(Alexandre D’Astous)-L’Équipe Christine Fréchette -Coalition Avenir Québec s’engage à améliorer l’accès aux prothèses auditives en couvrant un deuxième appareil pour les personnes admissibles au programme public et en permettant la vente libre de nouvelles aides auditives pour les pertes légères à modérées. Cet engagement représente un investissement de 40 M$ par année.
Au Québec, environ 10 % de la population présente une déficience auditive, une proportion qui dépasse 25 % chez les personnes de plus de 60 ans. Près de 680 000 Québécois vivent avec une perte auditive modérée à profonde et le prix des appareils constitue le principal frein à leur acquisition.
« Bien entendre, c’est pouvoir suivre une conversation avec ses proches, participer à la vie autour de soi et rester autonome. Quand on entend moins bien, même un repas en famille ou une discussion entre amis peut devenir plus difficile. Quand on a besoin de deux prothèses, on ne devrait pas avoir à choisir en fonction de ses moyens. Entendre des deux oreilles ne devrait pas être un privilège. On veut que les Québécois puissent continuer de prendre part à la vie qui les entoure.

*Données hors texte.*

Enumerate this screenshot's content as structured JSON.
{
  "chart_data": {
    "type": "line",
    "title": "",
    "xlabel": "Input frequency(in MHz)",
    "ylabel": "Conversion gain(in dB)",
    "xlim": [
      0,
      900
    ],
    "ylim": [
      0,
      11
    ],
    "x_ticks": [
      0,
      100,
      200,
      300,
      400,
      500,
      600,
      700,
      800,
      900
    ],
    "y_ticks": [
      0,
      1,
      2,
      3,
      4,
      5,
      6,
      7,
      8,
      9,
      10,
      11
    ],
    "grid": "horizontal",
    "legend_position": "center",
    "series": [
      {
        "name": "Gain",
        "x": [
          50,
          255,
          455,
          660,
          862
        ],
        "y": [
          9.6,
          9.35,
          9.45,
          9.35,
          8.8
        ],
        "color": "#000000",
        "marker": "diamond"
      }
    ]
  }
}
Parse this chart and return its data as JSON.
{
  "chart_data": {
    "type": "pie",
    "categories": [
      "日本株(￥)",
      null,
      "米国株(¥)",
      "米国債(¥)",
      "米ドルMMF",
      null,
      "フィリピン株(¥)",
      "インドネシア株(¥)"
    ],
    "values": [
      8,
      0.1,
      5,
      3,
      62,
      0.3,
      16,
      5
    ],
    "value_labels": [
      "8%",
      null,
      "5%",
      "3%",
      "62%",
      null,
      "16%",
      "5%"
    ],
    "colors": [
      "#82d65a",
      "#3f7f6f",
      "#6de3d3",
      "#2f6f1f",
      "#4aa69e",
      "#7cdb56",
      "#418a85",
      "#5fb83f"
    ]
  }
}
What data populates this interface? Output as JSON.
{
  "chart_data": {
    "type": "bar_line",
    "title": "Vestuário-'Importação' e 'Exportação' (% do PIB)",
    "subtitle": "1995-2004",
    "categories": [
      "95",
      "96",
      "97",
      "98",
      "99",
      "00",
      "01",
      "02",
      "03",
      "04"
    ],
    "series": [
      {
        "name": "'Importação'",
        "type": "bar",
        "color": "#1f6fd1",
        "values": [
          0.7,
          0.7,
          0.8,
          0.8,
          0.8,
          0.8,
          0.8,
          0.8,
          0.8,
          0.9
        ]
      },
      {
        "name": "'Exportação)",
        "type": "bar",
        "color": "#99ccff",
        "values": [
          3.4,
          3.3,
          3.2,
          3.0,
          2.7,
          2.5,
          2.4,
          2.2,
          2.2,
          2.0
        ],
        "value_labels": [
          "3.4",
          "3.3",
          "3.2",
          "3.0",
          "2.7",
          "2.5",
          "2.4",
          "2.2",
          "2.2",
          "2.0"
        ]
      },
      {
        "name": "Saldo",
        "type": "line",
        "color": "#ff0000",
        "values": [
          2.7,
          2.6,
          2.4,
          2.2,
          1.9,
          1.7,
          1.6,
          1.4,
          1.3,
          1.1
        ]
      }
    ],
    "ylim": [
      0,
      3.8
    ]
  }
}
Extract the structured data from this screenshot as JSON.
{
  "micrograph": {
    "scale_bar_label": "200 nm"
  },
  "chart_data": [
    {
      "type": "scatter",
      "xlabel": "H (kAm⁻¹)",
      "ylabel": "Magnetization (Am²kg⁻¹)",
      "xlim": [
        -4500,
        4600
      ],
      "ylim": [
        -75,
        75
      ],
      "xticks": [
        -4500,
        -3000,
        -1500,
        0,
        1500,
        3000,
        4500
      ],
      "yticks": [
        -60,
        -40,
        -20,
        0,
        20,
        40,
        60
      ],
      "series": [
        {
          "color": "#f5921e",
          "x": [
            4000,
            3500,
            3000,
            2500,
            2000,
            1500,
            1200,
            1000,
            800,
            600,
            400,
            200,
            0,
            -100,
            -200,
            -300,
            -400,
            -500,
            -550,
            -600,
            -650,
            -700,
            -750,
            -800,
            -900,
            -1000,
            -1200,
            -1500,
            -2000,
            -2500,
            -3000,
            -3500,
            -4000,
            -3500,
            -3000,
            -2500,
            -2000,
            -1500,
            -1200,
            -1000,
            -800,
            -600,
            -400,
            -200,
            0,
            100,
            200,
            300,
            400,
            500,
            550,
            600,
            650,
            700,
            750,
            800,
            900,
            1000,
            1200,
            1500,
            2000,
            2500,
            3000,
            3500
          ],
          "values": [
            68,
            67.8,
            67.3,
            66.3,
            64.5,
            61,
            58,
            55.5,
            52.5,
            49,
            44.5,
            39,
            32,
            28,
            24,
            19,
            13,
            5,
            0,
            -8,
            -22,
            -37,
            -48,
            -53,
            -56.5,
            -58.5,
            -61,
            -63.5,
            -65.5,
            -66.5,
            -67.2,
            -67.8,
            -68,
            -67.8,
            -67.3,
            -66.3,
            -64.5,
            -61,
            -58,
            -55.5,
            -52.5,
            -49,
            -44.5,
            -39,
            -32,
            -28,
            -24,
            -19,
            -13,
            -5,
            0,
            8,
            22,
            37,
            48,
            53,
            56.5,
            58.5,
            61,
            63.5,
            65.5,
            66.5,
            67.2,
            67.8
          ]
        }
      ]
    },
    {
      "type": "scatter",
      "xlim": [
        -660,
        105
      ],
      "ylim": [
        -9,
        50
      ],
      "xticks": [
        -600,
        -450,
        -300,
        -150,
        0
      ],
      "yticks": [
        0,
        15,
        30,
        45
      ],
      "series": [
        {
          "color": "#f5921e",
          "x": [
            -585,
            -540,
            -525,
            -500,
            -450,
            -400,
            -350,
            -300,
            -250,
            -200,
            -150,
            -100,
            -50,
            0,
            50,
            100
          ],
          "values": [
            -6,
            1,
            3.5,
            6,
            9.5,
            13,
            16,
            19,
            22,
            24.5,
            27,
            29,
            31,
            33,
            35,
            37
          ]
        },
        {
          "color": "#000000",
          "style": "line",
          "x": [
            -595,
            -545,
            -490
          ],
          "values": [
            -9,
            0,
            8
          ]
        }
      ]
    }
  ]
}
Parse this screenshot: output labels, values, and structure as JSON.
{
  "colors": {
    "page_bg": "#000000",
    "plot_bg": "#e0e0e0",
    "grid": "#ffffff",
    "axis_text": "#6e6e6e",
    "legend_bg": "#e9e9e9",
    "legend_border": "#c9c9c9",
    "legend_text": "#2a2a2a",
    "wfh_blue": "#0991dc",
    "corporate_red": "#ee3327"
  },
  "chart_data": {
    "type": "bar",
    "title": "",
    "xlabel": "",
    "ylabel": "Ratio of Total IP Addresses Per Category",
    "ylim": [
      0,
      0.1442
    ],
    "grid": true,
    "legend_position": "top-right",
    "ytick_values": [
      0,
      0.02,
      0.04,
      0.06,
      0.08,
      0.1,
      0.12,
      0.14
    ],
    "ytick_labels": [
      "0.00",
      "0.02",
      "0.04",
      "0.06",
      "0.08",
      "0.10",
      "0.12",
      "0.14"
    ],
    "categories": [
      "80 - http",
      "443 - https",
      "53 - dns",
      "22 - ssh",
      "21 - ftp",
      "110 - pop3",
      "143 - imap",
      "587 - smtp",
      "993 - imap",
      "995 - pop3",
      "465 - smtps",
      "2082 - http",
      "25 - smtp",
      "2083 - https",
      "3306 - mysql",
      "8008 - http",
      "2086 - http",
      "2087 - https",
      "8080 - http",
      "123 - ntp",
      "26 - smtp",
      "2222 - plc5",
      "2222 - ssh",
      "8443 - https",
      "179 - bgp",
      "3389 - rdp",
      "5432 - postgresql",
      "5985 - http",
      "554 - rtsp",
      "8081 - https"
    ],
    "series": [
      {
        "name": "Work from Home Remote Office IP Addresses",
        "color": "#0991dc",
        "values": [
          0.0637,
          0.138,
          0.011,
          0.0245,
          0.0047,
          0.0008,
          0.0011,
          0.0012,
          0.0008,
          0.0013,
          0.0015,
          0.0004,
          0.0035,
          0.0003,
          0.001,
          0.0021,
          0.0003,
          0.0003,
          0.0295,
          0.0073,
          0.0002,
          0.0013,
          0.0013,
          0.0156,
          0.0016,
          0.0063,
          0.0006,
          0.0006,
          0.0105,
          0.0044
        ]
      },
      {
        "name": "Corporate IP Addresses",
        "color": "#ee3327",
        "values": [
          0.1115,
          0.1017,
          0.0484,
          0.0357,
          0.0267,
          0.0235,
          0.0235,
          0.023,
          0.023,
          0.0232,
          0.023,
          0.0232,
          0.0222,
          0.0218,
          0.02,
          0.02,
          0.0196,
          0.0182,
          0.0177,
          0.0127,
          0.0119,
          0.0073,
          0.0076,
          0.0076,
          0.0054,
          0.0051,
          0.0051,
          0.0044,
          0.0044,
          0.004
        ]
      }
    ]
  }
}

C’est une question de qualité de vie, d’autonomie et d’équité », a fait valoir Christine Fréchette.
Deux prothèses quand c’est nécessaire
Actuellement, le Programme d’aides auditives couvre généralement une seule prothèse par personne. Chez les adultes, seules certaines clientèles, notamment les étudiants, les travailleurs dont la perte auditive est liée à une surdité professionnelle et les personnes ayant une déficience visuelle, peuvent obtenir une deuxième prothèse.
L’Équipe Fréchette propose de moderniser le programme afin de couvrir deux prothèses pour les personnes admissibles qui en ont besoin. La mesure représente un investissement annuel de 40 M$.
Des options plus abordables et accessibles
L’Équipe Fréchette veut aussi permettre la vente libre de nouvelles aides auditives pour les personnes ayant une perte légère à modérée. Actuellement, ces personnes peuvent devoir se tourner vers le privé et débourser jusqu’à 6 000 $ pour des prothèses auditives.
Ces nouvelles technologies peuvent offrir une option plus abordable. Elles sont déjà accessibles en vente libre aux États-Unis et, depuis juin dernier, en Colombie-Britannique pour les adultes ayant une perte auditive légère à modérée. L’Ontario étudie également cette possibilité. Les appareils concernés doivent être homologués par Santé Canada.
La vente libre ne viendrait pas remplacer le rôle des professionnels de la santé auditive. Ceux-ci continueraient de jouer un rôle essentiel dans l’évaluation, le diagnostic, l’accompagnement et les situations plus complexes. La mise en oeuvre se ferait avec les experts et les organismes concernés afin de maintenir les exigences de qualité, de sécurité et de protection du public.